Wednesday, August 21, 2013

Keep the Main Thing, the Main Thing

I once had a secretary who kept a little saying taped to the phone on her desk. It said, "Keep the main thing, the main thing." I loved it. Today's blog is about "the main thing."

This coming Sunday, the Gospel reading from Luke is a story about Jesus and a woman in need.  Jesus is in a synagogue, teaching on Sabbath day. As he taught, a severly crippled woman, bent over, likely with some spinal disease or deformity, is sighted by Jesus. There’s no indication she approached him and asked for help. She knew her place. She was almost certainly in the balcony, the area reserved for women. Perhaps Jesus saw her as she ascended the steps toward that gallery, or perhaps he saw her once she was in place. We don’t know.

What we do know is that when he saw her, he called her over to him, and healed her. She immediately was able to stand up straight for the first time in eighteen years. What do you think the reaction would be next Sunday at your church if someone were healed of a long time infirmity? I suspect even in the more staid of our parishes, there would be some gasps, maybe even a few “Oh, my God!” prayers of astonishment. 

Maybe that happened back then too. We don’t know, because the very next verse tells us that the synagoge leader or president, was horrified. Maybe he was happy that the woman had been released from her burden of pain somewhere deep inside. But his immediate reaction was to, in modern language, freak out. Not because she was healed, but because she was healed on the Sabbath.
The Jewish Law forbade any work on the Sabbath and since healing was the work of a physican, as far as the leader was concerned, Jesus had violated a major tenet of Judaism regarding keeping the Sabbath. Jesus was not pleased with the synagogue leader’s reaction which was, “There are six days on which work ought to be done; the Sabbath isn’t one of them.” So displeased was Jesus, he called the leader--and others present--hypocrites. “You water your cattle on the Sabbath. That’s work is it not? Why would you forbid this woman to be set free on the Sabbath?”

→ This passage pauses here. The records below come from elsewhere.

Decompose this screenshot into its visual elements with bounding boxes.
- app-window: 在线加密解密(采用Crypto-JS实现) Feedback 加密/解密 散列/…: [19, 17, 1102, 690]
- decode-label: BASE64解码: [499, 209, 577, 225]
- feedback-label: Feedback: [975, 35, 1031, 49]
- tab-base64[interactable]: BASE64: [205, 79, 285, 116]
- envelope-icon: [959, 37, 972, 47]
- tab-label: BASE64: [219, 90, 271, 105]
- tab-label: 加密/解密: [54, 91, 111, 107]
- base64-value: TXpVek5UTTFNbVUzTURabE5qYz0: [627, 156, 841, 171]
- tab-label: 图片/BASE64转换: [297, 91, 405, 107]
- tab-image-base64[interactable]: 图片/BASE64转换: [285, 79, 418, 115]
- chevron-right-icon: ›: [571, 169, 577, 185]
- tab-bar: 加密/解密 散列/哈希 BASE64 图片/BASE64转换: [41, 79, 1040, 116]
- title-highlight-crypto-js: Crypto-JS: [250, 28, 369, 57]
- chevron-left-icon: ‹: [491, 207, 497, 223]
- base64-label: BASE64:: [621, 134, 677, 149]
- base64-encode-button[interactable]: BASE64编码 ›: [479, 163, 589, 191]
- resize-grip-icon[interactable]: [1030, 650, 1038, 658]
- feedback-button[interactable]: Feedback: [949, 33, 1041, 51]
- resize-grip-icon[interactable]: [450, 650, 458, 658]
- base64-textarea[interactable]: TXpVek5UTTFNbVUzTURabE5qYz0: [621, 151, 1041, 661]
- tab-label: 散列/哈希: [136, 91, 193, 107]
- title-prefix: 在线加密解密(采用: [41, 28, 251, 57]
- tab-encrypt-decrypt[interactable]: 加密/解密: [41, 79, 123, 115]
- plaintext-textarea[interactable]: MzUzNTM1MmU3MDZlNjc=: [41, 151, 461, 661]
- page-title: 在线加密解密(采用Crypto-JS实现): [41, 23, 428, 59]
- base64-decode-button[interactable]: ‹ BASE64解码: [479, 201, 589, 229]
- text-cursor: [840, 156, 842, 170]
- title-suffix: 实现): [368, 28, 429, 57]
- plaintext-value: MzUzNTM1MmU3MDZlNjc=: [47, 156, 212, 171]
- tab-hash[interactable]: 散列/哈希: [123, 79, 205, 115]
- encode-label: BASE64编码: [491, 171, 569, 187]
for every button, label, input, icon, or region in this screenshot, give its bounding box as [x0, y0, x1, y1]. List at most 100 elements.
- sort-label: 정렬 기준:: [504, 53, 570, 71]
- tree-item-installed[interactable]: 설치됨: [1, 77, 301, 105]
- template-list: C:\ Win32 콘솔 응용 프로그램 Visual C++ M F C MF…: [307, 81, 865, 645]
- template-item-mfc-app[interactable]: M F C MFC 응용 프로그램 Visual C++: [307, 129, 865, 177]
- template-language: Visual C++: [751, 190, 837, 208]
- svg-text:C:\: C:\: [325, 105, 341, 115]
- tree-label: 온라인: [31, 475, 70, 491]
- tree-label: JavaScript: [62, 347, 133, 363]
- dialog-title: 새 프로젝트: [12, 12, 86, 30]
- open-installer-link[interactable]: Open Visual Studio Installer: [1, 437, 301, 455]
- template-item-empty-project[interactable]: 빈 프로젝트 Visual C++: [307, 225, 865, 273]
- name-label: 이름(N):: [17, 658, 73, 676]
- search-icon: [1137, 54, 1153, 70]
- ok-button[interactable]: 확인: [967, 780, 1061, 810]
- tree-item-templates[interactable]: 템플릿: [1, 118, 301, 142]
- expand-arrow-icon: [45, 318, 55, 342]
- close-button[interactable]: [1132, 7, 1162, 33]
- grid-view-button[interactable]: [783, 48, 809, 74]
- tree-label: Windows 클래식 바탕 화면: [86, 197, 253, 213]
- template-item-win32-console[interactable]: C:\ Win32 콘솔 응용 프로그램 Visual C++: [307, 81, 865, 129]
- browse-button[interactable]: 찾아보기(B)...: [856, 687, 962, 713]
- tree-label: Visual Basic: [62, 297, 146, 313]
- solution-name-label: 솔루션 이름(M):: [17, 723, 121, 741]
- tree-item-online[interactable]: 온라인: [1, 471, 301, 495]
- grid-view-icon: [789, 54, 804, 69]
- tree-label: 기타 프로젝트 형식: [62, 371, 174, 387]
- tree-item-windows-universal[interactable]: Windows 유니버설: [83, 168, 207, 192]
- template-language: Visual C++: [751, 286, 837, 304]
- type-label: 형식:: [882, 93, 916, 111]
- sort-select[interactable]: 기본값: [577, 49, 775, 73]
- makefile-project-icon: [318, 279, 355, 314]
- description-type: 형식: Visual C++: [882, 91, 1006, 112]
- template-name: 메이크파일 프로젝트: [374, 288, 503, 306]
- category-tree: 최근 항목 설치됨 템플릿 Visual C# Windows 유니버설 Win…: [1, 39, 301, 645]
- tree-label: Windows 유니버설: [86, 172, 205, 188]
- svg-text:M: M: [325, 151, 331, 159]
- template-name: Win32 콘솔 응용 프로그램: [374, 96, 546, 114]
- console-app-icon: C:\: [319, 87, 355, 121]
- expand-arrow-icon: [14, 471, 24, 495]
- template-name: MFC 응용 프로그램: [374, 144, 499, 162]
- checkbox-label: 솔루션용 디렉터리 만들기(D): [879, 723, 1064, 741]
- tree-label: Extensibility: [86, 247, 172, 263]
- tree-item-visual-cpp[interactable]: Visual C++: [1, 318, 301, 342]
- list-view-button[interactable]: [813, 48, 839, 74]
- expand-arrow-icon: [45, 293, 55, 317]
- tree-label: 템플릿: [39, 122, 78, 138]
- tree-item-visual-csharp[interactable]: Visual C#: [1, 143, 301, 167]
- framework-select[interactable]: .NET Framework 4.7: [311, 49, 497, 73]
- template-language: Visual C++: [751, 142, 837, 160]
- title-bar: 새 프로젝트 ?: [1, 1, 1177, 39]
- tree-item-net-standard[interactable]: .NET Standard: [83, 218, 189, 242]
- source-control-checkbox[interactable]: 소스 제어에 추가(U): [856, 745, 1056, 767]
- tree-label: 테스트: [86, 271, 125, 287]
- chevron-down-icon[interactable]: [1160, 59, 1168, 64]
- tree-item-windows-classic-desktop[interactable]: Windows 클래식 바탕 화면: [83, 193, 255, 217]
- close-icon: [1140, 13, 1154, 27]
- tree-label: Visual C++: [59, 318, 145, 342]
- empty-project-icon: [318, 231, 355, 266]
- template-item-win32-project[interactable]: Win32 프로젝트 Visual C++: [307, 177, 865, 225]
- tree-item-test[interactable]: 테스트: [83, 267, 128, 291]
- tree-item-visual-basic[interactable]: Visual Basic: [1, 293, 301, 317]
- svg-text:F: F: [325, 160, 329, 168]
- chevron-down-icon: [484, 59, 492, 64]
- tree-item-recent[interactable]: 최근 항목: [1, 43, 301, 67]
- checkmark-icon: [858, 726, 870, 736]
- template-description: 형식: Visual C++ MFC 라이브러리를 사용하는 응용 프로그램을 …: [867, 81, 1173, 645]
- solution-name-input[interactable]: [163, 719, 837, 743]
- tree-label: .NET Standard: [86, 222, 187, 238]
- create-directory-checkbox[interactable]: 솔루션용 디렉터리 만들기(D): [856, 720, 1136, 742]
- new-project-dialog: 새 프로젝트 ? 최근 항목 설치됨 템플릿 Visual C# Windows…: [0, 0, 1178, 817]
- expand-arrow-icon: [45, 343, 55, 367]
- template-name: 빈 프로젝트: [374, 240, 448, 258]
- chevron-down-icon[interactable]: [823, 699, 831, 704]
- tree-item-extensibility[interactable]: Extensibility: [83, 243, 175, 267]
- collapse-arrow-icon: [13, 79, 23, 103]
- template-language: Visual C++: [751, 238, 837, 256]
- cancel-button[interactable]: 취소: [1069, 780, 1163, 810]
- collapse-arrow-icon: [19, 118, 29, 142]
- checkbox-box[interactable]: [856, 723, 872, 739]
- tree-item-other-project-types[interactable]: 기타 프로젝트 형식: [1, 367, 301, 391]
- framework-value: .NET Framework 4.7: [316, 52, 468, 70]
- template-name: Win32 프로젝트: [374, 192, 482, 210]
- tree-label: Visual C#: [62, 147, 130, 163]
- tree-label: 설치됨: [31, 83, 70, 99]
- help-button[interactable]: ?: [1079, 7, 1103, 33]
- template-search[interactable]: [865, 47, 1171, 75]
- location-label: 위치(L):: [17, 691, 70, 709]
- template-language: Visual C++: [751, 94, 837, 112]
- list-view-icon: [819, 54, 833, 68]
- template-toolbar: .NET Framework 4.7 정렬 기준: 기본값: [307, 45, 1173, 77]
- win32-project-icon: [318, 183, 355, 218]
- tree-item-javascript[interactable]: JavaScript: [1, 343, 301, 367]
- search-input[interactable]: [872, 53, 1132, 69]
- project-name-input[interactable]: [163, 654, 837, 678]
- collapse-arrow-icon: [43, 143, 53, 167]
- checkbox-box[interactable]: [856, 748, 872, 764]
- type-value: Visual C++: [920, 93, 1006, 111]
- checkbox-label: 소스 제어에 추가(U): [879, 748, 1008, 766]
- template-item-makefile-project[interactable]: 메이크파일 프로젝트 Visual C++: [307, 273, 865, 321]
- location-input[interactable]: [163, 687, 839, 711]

Well, that’s the story, but is there more to it than appears? What’s the motivation of the synagogue leader to focus on Sabbath keeping rather than on this act of power and grace? To vastly over simplify the concept of Jewish Law, it was understood to be a way of life, the path one should follow as a part of the Chosen. As my first Old Testament professor taught, “The Law was not a penal code; it was a means of grace.” It’s purpose wasn’t to restrict activity; it was to assure that one’s life was pleasing to God--a duty owed to God.

With that understanding, the synagogue leader is probably thinking something like this: “Yes, this is an act of kindness and mercy, but it could have been done tomorrow as well as today. If we begin to pick and choose which statute to follow, where will it end?” It’s an example of the “slippery slope” school of thinking, and in some important ways, it’s hard to argue with. 

Jesus isn’t persuaded, however. There are seven separate instances of Sabbath healing by Jesus in the New Testament. Pretty clearly Jesus must believe that, as important as Sabbath keeping is, it’s not the be all and end all. “The Sabbath is made for us, not us for the Sabbath,” he famously said. Jesus clearly believed that the whole of the Law was summed up in what we call the Two Great Commandments--love God, love neighbor. Following that precept, loving this woman called for immediate action, not a delay of even a few hours. 

Perhaps we can call this story to mind when we get bent out of shape over some “violation” of our own religious traditions or rules.